Every year, students coming back from winter break are struck with decisions for their next school year. Almost immediately, a new course guide is introduced, usually containing more options than the last.

This year, an email was sent out to Coppell High School students and parents listing the new courses that will be added for the 2023-24 school year. These classes include Guitar I, AP Pre-Calculus, Honors Ethnic Studies: Mexican American Studies, Vivace! Show Choir and Debate Mock Trial. 

Honors Ethnic Studies: Mexican American Studies was introduced for the 2022-2023 school year, but it’s implementation was delayed. 

According to the 2022-23 CHS course guide, the class’s curriculum was set to cover the contributions of Mexican Americans in a historical perspective, detailing events prior to and during the 20th and 21st centuries. Due to low enrollment, however, the class wasn’t offered, but it is now re-introduced for the 2023-24 school year.

College Board recently introduced an AP Pre-Calculus course for students to take in the upcoming school year. Coppell currently has an Honors Pre-Calculus course, and has decided to adopt the new AP Pre-Calculus class due to the existing rigor in the Honors Pre-Calculus classes at CHS, proving the readiness of students for the AP class.

Coppell Choir’s spring show choir known as Vivace! is a mixed show choir in which students both sing and dance throughout a themed performance. Vivace! currently runs as an extracurricular program with rehearsals on Mondays and Wednesdays leading up to its spring show in April. As listed in the course guide, Vivace! seeks to evolve singers into performers with the involvement of choreography and singing through two performances a year. 

“A lot of students are not able to participate because of outside of school obligations,” CHS choir director Aaron Coronado said. “Having [Vivace!] as an actual class will make it part of the school day which will hopefully open up the opportunity to allow more kids to participate.”

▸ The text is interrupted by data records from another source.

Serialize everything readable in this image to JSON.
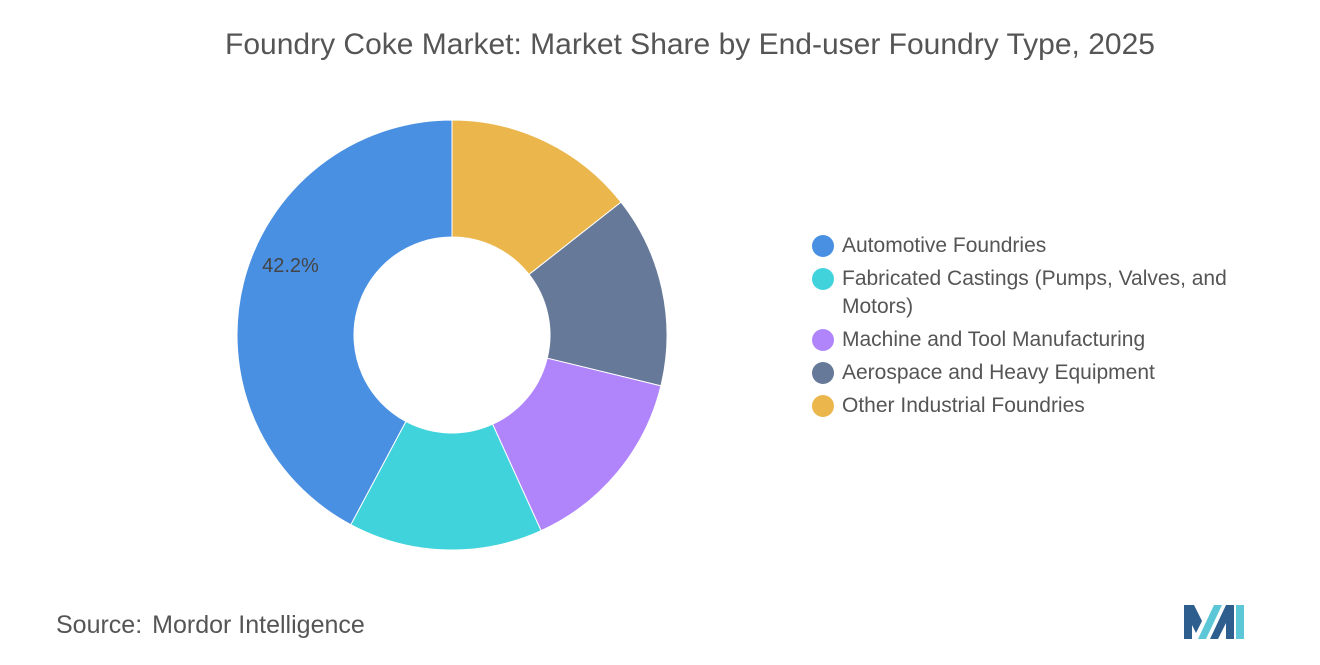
{
  "chart_data": {
    "type": "pie",
    "variant": "donut",
    "title": "Foundry Coke Market: Market Share by End-user Foundry Type, 2025",
    "slices": [
      {
        "name": "Automotive Foundries",
        "value": 42.2,
        "label": "42.2%",
        "color": "#4A90E2"
      },
      {
        "name": "Fabricated Castings (Pumps, Valves, and Motors)",
        "value": 14.6,
        "label": "",
        "color": "#40D3DB"
      },
      {
        "name": "Machine and Tool Manufacturing",
        "value": 14.4,
        "label": "",
        "color": "#B085FC"
      },
      {
        "name": "Aerospace and Heavy Equipment",
        "value": 14.4,
        "label": "",
        "color": "#667999"
      },
      {
        "name": "Other Industrial Foundries",
        "value": 14.4,
        "label": "",
        "color": "#EBB64B"
      }
    ],
    "legend_position": "right"
  },
  "source": {
    "label": "Source:",
    "text": "Mordor Intelligence"
  },
  "logo": {
    "icon": "mordor-intelligence-logo-icon",
    "colors": [
      "#2E5E8E",
      "#5CC7D6"
    ]
  }
}
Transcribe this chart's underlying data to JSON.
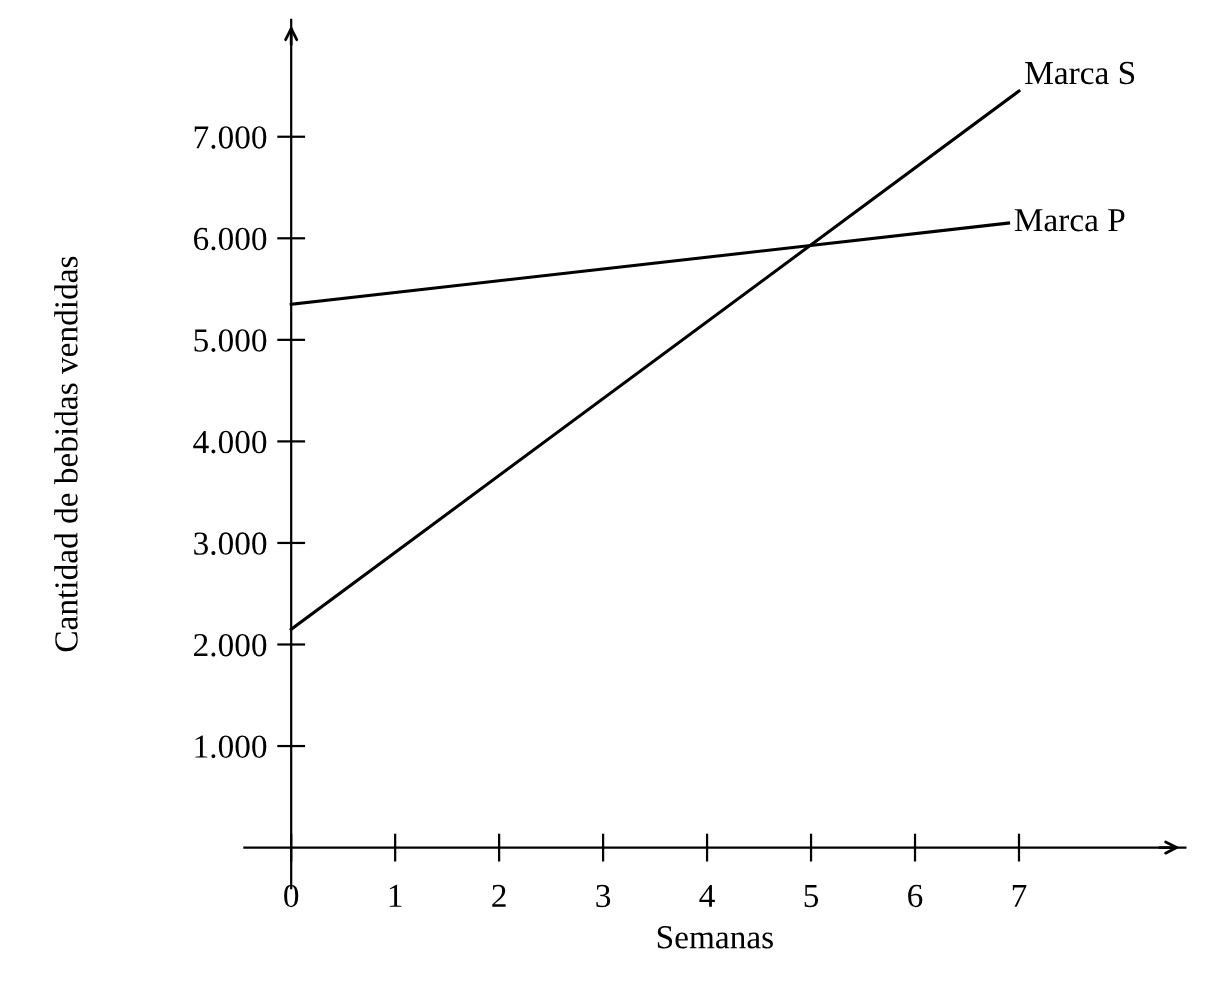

The primary function of Vivace! won’t have any difference, but a prominent distinction may be found in the performance.

“If this becomes a successful thing where we have it during the day, we will start competing,” Coronado said. “Most of it is just for fun [right now] and we do a really great show where we are at the level to be able to compete, but the way the schedule works, it doesn’t align with how we do show choir.”

Guitar I will focus on building the basics of beginner technique with guitar, attempting to gain mastery in the fundamentals of playing and reading music. Guitar I was added as a replacement to Tech Theater I, which is being removed from CHS. Tech theater I will remain at the CHS9 campus.

“I hope Guitar I [is selected by students] because I see so many kids who play guitar around campus,” CHS lead counselor Ann Cinelli said. “One day I walked out of a pep rally and I saw kids sitting with guitars just playing and I thought that was really cool.”

Similar to an actual trial, in Debate Mock Trial, students are given cases to work with in which they must prep both sides for argument. According to the CHS course guide, Mock Trial is designed to further research and speaking skills for students through competitions and tournaments.

“I think it’s a lot more realistic to what a trial really is, as most people go into debate wanting to be a lawyer but they won’t really understand how it works,” CHS junior Mock Trial Club president Rishi Dasari said. “Mock trial is quite literally how it works.” 

Along with the premise of the class, Dasari also emphasizes what he hopes students will get out of the class and what he hopes will carry over from the club to the class.

“I hope that students will get better argumentative skills, better researching skills and become more confident in their speaking,” Dasari said. “I hope working as a group and having everyone involved [will carry over].”

Although these classes are open for registration, factors such as low enrollment could alter whether these classes are solidified in the 2023-24 school year.

“Giving options is super important because it helps [students] decide what [they] like and don’t like, and I feel like we lack in a couple areas,” Cinelli said. “What we want you to do in high school is figure out the things you like and the things you’re good at so we can really dive into that and showcase it.”